HİKMETLE KİŞİLİK OLUŞTURMA
İnsanı insan yapan ve onu faziletli kılan onun kişiliği ve şahsiyetidir. İnsanlar zeki insanları sever, başarılı insanları takdir eder, dâhileri alkışlar, ancak karakterlilerin peşinden gider.
Dolayısıyla zekâ, başarı, ilim, makam, imkân gibi özellikler ancak kişiliğin üzerine ilâve edildiğinde bir anlam ifade eder. İşte bugün belki de insaniyetin yaşadığı erezyonun tam da sebebi budur. Zira günümüzde pek çok insan belli makamlara geliyor, lâkin o makamın gerektirdiği olgunluğu ve şahsiyeti taşıyamıyorlar.
Evet kişi çok okuyor, ilim sahibi oluyor, başarılı ve hatta manevî nüfuz sahibi oluyor, fakat kişilikli bir duruş sergileyemiyor, hakkı hakikati göremiyor, değerliyi değersizden ayırt edemiyor.
Kişilik 1 ise sağına ilâve edilen sıfırlar da kişinin diğer vasıflarıdır. 1’i sildiğinizde yanyana ne kadar sıfır da olsa anlamsızdır. Dolayısıyla hayatta da sıfırları çok olan insanların sayısı hayli fazladır, fakat o sıfırlara anlam kazandıran şahsiyetli insan da bir o kadar azdır.
Kişilik ise kişinin sahip olduğu kuvveleri dengeli bir biçimde kontrol edebilmesi, vizyon ve misyonunun gereği duruş sergilemesi, sadakati, metaneti, sıddıkiyeti ile kazanılacak bir değerdir.
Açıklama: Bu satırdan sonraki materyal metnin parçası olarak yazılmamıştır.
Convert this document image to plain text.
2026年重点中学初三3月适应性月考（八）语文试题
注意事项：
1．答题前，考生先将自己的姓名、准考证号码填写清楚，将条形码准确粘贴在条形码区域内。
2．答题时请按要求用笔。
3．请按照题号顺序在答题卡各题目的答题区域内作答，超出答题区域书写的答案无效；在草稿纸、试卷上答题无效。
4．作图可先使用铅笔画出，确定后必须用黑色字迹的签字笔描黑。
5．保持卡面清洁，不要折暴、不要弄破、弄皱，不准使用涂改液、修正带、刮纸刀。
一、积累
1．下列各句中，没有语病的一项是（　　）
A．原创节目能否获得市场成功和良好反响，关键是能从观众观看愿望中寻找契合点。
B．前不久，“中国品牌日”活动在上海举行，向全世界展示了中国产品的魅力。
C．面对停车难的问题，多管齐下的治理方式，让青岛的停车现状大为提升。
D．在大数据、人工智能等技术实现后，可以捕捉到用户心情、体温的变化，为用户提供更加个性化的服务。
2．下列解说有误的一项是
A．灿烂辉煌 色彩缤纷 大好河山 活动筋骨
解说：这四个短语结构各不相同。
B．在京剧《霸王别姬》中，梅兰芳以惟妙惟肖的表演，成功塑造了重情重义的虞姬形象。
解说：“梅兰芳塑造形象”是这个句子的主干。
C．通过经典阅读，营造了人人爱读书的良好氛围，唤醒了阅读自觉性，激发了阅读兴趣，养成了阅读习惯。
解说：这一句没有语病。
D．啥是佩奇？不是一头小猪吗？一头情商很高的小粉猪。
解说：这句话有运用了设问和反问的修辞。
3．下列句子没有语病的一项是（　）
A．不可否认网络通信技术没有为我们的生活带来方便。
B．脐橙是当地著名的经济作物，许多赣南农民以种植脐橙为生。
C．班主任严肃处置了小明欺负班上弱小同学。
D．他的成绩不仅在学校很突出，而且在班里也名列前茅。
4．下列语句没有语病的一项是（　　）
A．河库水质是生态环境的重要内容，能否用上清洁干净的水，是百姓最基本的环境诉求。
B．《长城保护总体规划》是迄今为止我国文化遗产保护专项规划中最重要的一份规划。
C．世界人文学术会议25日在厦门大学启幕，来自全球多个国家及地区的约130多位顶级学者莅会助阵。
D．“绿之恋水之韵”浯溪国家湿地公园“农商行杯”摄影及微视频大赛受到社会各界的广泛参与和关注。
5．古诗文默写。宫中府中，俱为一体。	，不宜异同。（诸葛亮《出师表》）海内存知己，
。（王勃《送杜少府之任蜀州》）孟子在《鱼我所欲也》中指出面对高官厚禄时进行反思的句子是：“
Evet kişinin sınır konmamış kuvvelerinden olan akıl, şehvet, gadap kuvvesini ifrat ve tefritte kullanması şahsiyetsiz, kişiliksiz, haysiyetsiz insan tipini ortaya çıkaracaktır.
Kuvve-i akliyenin hikmeti kaybetmesi, yani şahsiyetsizleşmesi kişinin kendinden başka doğru görüşü kabul etmemesi, kimsenin nasihatine kulak asmamasıdır.
İlim, hikmetten farklıdır. Zira bugün ilim olarak çok ileri olan, her gün okuyan, marifet noktasında ileri olduğu halde; hikmet ise eşyanın ve hadiselerin arka planını kavramak, derinliğine varmak, feraset ve basiretle bakmak, kafa yormak, ibret almak anlamına gelir. Bu yüzden Cenâb-ı Hak Bakara 269. âyette hikmeti dilediğine verdiğini, kime de hikmet verdiyse büyük bir hayra mazhar ettiğini buyurmuştur.
Günümüzde ise ilim sahibi olup, feraset ve basireti açık olmayan, geleceği çözümleyemeyen nice kişiler bulunmaktadır. Onlar içinde bulunduğu durumu, atacağı adımların nereye varacağını göremeyen ilim sahipleridir. Oysa ilmi olup kendisine hikmet de verilenler, içinde oldukları asrı, asırları çok rahat okuyup, olayları doğru çözümlemeyi yapabilmektedirler.
Hâsılı, hikmet akılsız olmaz, fakat her akıl sahibi de hikmet sahibi olamaz. Çünkü hikmet sağlam bir muhakemeyi netice verir. Kişi de bu muhakeme sayesinde, hakkı, batıldan; değerliyi, değersizden; doğruyu, yanlıştan ayırabilir.